Canesta Ltd
- Type: Subsidiary
- Industry: Fabless Semiconductor
- Founded: 1999
- Headquarters: Los Angeles, California, US
- Key people: Jim Spare, CEO Abbas Rafii, Executive VP Cyrus Bamji, CTO Patrick O'Connor, VP Eng. Tim Droz, VP Platform Eng. Tony Zuccarino, VP Mktg/Sales Sakuya Morimoto, Sr. Dir. Asia Albert Lee, VP Finance
- Products: 3D CMOS Image sensors
- Owner: Microsoft Corporation
- Number of employees: 60+ (2010)
- Website: www.canesta.com

= Canesta =

Canesta was a fabless semiconductor company that was founded in April 1999, by Cyrus Bamji, Abbas Rafii, and Nazim Kareemi.

The company manufactured CMOS-based single chip 3D sensors, which can be used as part of input systems for electronic devices.

On October 29, 2010, Canesta announced that it would be acquired by Microsoft for an undisclosed amount.

==History==
The company launched publicly at PC Forum in 2002, where it also announced its CMOS-based single chip 3D image sensing technology using the time of flight principle. Described as “electronic perception technology", the company promotes its technology as enabling everyday machines and digital devices with the ability to “see”.

In 2002, at Demo Mobile, the company announced its first application, a projection keyboard for mobile devices. In this application, a keyboard made of light is projected onto a flat surface, the user types on the flat surface, and Canesta's electronic perception technology translates finger movements into keystrokes in the device. The company subsequently licensed the technology to Celluon of Korea.

The company later focused on the automotive applications of its technology, securing investment from Honda, and promoting its technology at public automotive industry forums such as Convergence 2006. Interior occupant sensing for advanced airbag deployment and rear obstacle detection are two example applications.

The company turned its attention to the video game space where its technology forms the basis of an input mechanism that enables immersive game experiences.

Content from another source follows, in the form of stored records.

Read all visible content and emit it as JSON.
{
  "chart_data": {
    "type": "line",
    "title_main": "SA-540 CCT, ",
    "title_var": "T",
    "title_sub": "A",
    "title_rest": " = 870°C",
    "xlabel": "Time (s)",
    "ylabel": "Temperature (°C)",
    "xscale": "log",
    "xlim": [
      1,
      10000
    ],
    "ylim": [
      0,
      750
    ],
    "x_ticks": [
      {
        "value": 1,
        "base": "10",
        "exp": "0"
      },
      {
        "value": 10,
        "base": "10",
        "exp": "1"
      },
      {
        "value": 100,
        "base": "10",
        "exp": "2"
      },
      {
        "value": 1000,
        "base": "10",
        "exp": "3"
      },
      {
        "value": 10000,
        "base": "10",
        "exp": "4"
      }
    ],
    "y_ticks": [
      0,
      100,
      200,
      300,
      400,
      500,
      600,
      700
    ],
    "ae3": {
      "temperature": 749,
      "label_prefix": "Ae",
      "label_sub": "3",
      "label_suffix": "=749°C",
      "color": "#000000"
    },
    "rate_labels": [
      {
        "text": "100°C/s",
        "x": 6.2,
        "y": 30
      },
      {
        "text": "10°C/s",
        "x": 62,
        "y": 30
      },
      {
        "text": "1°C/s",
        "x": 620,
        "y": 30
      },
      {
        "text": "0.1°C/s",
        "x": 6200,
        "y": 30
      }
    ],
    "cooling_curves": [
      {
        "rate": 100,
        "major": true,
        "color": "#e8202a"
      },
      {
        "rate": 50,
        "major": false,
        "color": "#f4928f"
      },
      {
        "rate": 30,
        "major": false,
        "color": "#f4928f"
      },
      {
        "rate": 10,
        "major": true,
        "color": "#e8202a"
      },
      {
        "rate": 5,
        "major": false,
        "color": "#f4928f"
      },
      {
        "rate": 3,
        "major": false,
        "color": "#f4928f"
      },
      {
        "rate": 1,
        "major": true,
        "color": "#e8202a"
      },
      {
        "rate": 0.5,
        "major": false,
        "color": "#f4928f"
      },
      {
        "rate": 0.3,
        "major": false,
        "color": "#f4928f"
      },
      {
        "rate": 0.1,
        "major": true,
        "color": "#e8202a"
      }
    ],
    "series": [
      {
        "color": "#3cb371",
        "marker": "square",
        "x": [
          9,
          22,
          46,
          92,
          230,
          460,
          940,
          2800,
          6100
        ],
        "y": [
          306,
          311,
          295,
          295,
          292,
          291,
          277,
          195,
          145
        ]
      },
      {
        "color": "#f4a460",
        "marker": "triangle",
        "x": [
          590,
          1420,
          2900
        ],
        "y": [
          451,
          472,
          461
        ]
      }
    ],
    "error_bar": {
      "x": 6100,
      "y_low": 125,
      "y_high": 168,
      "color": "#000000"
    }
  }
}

On October 29, 2010, it was announced that Microsoft would acquire Canesta for an undisclosed amount, stating that their partnership would assist in the development of natural user interfaces and spread the adoption of their technology into a wider array of products. Microsoft had developed a motion controller for its Xbox 360 game console, using PrimeSense technology and the current Kinect for Xbox One switched over to the Canesta Time-of-flight camera core technology.

==Finances==
The company has raised $70 Million to date in subsequent rounds of investment.

The company's investors include The Carlyle Group, Venrock Associates, KGIF, Hotung Capital, Honda Motor Company, Ltd., Optex, Ltd., Quanta Computer Inc. (2382.TW), and SMSC (NASDAQ: SMSC).

==Products==
Canesta provides its electronic perception technology in the form of CMOS 3D image sensors to multiple original equipment manufacturer (OEM) markets, including consumer electronics, video gaming, automotive, security, and industrial.

As of Q3 2010, the latest generation of Canesta sensor was the 'Cobra' 3D ToF CMOS sensor. This sensor uses a standard CMOS image sensor process and has a ToF pixel array with XY resolution of 320x200. The range accuracy is characterized by the noise around the correct range data, and in this 'Cobra' device, this noise is around the single digit millimeter.

The company also provides reference designs, functioning sensor modules, and developer's toolkits.

==Technology==
Canesta's time-of-flight technology consists of an array of pixels where every pixel can independently determine the distance to the object it sees. This array is in effect a massively parallel LIDAR on a single CMOS chip. At the heart of the technology is a proprietary silicon photo collection structure in each pixel that allows accurate measurement of the arrival time of the collected photons. This photo collection structure is substantially immune to CMOS surface defects that ordinarily adversely affect time of flight operation. This enables time of flight ranging using a low cost CMOS process.

Using Canesta technology a 3D time-of-flight camera can be constructed from a Canesta CMOS time of flight sensor, an imaging lens to focus the light from the scene onto the sensor and an LED or laser diode based light source controlled by the sensor to illuminate the scene with near infrared light.